In 2015, the United Nations’ departing top climate officials reportedly described the US$100 billion per year as peanuts, and stated that the US$100 billion is the tail that wags the dog.
In 2015, the Green Climate Fund’s Executive Director reportedly stated that estimated funding needed would increase to US$450 billion per year after 2020, and nobody even knows where the money’s going to. Nobody’s been able to say, where is it going to?
Of course, the world’s top polluters have no affirmative obligations under the Green Fund. Which we terminate.
America is US$20 trillion in debt. Cash-strapped cities cannot hire enough police officers. Or fix vital infrastructure. Millions of our citizens are out of work, and yet under the Paris Accord, billions of dollars, that ought to be invested right here in America, will be sent to the very countries that have taken our factories and our jobs away from us. So think of that.
There are serious legal and constitutional issues as well. Foreign leaders in Europe, Asia, and across the world, should not have more to say with respect to the US Economy than our own citizens and their elected representatives.
Thus, our withdrawal from the agreement represents a reassertion of America’s sovereignty.
Our constitution is unique among all nations of the world.
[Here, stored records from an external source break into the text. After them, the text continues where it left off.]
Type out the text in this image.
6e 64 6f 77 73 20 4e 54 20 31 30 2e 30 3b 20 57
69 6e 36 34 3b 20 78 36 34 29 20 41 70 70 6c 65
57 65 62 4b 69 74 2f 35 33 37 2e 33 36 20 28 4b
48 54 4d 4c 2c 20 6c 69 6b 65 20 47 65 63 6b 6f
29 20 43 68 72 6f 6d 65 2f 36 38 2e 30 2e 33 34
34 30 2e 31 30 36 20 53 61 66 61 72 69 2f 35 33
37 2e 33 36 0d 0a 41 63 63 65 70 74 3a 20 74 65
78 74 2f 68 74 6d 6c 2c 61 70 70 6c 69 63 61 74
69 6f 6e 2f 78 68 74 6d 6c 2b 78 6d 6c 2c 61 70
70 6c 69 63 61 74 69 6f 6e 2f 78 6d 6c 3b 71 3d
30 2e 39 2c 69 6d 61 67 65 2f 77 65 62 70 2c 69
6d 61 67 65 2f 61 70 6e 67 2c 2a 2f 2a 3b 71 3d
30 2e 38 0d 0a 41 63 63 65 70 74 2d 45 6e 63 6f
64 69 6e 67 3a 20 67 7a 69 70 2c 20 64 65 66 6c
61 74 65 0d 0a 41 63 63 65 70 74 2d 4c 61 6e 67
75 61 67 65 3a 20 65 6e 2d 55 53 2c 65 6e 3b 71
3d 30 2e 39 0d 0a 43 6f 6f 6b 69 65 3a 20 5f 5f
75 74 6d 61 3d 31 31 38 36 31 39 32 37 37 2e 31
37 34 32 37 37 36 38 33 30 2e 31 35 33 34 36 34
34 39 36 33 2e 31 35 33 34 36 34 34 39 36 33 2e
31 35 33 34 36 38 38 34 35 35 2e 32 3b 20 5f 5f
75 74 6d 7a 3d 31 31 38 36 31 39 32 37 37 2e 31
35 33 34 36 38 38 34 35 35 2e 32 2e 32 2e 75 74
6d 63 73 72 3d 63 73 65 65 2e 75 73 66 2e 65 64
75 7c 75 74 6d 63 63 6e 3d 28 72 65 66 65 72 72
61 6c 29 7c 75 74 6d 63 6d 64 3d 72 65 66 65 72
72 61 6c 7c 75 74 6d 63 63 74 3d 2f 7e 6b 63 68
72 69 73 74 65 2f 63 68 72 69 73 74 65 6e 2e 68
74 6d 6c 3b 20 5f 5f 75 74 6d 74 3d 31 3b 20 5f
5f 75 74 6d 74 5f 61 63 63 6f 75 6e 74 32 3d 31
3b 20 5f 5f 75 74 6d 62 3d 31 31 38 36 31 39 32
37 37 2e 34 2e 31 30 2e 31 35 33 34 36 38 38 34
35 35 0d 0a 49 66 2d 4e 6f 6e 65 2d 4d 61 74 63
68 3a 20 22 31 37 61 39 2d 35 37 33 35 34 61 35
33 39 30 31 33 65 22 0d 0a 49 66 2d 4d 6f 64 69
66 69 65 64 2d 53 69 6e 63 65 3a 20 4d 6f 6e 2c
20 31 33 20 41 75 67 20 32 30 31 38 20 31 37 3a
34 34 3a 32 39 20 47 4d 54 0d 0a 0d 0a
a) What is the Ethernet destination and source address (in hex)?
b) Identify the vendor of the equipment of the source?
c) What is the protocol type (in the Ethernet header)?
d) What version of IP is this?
And it is my highest obligation and greatest honour to protect it. And I will.
Staying in the agreement could also pose serious obstacles for the United States as we begin the process of unlocking the restrictions on America’s abundant energy reserves. Which we have started. Very strongly.
It would once have been unthinkable that an international agreement could prevent the United States from conducting its own domestic economic affairs. But this is the new reality we face if we do not leave the Agreement, or if we do not negotiate a far better deal.
The risks grow as historically these agreements only tend to become more and more ambitious over time. In other words, the Paris framework is just a starting point. As bad as it is. Not an end point. And exiting the Agreement protects the United States from future intrusions on the United States’ sovereignty. And massive future legal liability. Believe me, we have massive legal liability if we stay in.
As president, I have one obligation, and that obligation is to the American people.
The Paris Accord would undermine our economy, hamstring our workers, weaken our sovereignty, impose unacceptable legal risk, and put us at a permanent disadvantage to the other countries of the world. It is time to exit the Paris Accord.
And time to pursue a new deal that protects the environment, our companies, our citizens, and our country. It is time to put Youngstown, Ohio, Detroit, Michigan, and Pittsburgh, Pennsylvania, along with many, many other locations within our great country, before Paris, France.
It is time to make America great again.
Thank you. Thank you. Thank you very much. Thank you. Thank you very much. Very important.